L'aéroport d'Atlanta peine à reprendre son activité après une panne géante d'électricité

Le courant a été rétabli pour toutes les activités essentielles de l'aéroport, à Atlanta, le 22 novembre 2017.

L'aéroport d'Atlanta, le plus fréquenté du monde, peinait en début de journée lundi à retrouver une activité normale après une panne géante d'électricité qui l'a paralysé pendant onze heures.

Parmi les passagers restés coincés dans l'aéroport à attendre un vol hypothétique, ou, pire, dans un avion, ne pouvant débarquer, mécontentement et critiques se faisaient jour lundi, une fois l'électricité rétablie mais alors que les vols n'avaient pas encore repris.

Dans un des avions qui venaient d'atterrir au moment de la panne et dont les passagers n'ont donc pas pu débarquer se trouvait celui qui avait été le ministre des Transports de Barack Obama.

"Toujours dans l'avion depuis bientôt cinq heures", avait tweeté Anthony Foxx dans la nuit. "Quelle que soit la cause, il semble que la confusion et une mauvaise communication ajoutent au problème".

Le mécontentement grondait aussi parmi ceux qui attendaient dans l'aéroport depuis dimanche après-midi, et ont passé la nuit dans des couloirs sombres où parfois même les fontaines à eau étaient en panne.

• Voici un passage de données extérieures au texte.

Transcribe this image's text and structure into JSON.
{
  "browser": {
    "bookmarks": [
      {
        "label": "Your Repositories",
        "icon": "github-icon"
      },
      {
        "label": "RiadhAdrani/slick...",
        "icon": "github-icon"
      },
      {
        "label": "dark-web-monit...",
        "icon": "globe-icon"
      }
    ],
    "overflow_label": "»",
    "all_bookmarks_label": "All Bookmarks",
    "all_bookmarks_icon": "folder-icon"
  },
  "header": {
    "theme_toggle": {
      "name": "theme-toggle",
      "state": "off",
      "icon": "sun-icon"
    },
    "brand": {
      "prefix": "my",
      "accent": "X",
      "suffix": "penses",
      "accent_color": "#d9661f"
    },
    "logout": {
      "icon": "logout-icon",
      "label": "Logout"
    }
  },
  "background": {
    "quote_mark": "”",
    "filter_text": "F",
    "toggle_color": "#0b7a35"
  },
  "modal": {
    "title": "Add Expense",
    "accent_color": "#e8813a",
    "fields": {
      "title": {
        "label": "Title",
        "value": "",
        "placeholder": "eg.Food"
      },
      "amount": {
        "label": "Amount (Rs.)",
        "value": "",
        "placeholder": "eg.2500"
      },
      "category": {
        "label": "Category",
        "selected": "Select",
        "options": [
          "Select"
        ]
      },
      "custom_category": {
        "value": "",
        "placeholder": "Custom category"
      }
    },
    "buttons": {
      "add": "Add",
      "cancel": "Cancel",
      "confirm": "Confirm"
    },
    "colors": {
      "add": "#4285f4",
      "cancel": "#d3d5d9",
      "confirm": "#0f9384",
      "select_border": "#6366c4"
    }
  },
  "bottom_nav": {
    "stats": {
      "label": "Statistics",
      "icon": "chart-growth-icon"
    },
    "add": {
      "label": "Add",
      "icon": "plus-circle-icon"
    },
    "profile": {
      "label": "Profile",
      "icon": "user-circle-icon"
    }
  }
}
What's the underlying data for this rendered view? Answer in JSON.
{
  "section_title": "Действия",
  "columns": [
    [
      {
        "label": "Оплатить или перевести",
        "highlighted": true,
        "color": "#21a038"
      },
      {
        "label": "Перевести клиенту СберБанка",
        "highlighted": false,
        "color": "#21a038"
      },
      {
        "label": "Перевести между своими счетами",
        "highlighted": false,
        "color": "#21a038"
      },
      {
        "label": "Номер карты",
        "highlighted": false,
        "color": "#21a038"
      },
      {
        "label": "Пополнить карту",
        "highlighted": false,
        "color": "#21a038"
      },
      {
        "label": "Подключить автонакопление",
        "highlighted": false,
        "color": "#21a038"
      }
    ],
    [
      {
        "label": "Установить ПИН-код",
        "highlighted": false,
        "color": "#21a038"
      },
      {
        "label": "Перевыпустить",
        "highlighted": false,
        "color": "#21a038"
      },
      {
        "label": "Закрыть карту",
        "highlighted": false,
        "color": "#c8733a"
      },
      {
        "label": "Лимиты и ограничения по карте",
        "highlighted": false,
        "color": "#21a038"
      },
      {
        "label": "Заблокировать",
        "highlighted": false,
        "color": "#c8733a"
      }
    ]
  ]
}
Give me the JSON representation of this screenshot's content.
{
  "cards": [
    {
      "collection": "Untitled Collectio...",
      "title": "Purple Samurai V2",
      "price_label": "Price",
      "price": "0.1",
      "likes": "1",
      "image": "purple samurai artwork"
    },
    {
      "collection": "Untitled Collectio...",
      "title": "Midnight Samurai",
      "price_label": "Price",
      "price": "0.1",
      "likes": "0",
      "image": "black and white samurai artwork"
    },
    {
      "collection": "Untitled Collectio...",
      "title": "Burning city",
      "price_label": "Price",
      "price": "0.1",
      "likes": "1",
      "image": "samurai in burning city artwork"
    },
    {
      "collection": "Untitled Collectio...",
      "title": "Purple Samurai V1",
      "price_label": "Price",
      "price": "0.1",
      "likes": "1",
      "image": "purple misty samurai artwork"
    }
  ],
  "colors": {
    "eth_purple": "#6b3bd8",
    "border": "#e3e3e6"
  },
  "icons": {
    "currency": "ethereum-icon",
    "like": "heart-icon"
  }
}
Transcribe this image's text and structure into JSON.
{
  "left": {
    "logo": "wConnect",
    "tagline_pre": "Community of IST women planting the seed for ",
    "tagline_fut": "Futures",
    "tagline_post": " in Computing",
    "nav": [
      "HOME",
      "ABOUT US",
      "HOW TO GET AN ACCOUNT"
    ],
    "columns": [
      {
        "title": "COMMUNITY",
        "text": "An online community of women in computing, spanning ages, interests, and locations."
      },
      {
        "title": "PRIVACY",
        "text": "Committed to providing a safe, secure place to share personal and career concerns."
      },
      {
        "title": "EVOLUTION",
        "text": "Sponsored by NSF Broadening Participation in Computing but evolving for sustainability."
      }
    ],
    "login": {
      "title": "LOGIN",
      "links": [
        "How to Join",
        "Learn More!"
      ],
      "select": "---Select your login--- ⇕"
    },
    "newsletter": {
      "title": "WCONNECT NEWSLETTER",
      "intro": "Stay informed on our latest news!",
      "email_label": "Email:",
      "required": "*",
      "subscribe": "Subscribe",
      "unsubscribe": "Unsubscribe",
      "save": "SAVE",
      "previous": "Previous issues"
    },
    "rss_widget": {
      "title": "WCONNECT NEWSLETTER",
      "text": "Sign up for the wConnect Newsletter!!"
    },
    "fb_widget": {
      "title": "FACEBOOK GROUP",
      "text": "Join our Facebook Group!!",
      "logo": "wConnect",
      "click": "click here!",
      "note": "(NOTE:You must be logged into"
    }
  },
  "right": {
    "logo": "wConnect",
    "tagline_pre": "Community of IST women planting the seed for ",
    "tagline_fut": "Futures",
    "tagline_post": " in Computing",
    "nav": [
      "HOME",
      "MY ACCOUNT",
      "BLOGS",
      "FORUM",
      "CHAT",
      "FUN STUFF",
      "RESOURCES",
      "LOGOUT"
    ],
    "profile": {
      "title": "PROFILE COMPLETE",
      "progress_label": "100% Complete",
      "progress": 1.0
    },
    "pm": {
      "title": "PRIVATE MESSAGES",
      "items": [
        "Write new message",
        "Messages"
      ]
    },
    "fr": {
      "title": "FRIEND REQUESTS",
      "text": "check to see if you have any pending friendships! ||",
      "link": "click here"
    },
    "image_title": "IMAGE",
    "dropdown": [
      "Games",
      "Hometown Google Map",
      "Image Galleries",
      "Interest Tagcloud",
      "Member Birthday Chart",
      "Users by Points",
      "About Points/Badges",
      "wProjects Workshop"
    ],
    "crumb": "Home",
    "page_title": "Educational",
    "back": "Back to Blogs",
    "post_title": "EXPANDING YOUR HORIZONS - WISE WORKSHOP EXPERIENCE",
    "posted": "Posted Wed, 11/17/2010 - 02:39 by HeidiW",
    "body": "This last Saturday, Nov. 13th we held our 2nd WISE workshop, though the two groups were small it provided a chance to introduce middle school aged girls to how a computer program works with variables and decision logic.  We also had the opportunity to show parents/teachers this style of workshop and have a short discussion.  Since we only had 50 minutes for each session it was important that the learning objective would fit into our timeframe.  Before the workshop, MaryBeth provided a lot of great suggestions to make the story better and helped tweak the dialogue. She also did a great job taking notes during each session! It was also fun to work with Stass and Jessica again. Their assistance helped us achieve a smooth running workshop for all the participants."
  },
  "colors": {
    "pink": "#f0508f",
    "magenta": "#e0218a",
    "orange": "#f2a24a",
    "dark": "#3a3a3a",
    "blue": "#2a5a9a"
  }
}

La compagnie aérienne Delta, dont Atlanta est le plus gros hub, a annoncé encore 300 annulations pour lundi, principalement des vols prévus pour une arrivée matinale, "de façon à donner aux opérations une chance de revenir le plus vite possible à la normale".

Delta a ajouté que la panne avait provoqué l'annulation de 900 vols dimanche, mais s'attendait à un retour à la normale d'ici lundi après-midi.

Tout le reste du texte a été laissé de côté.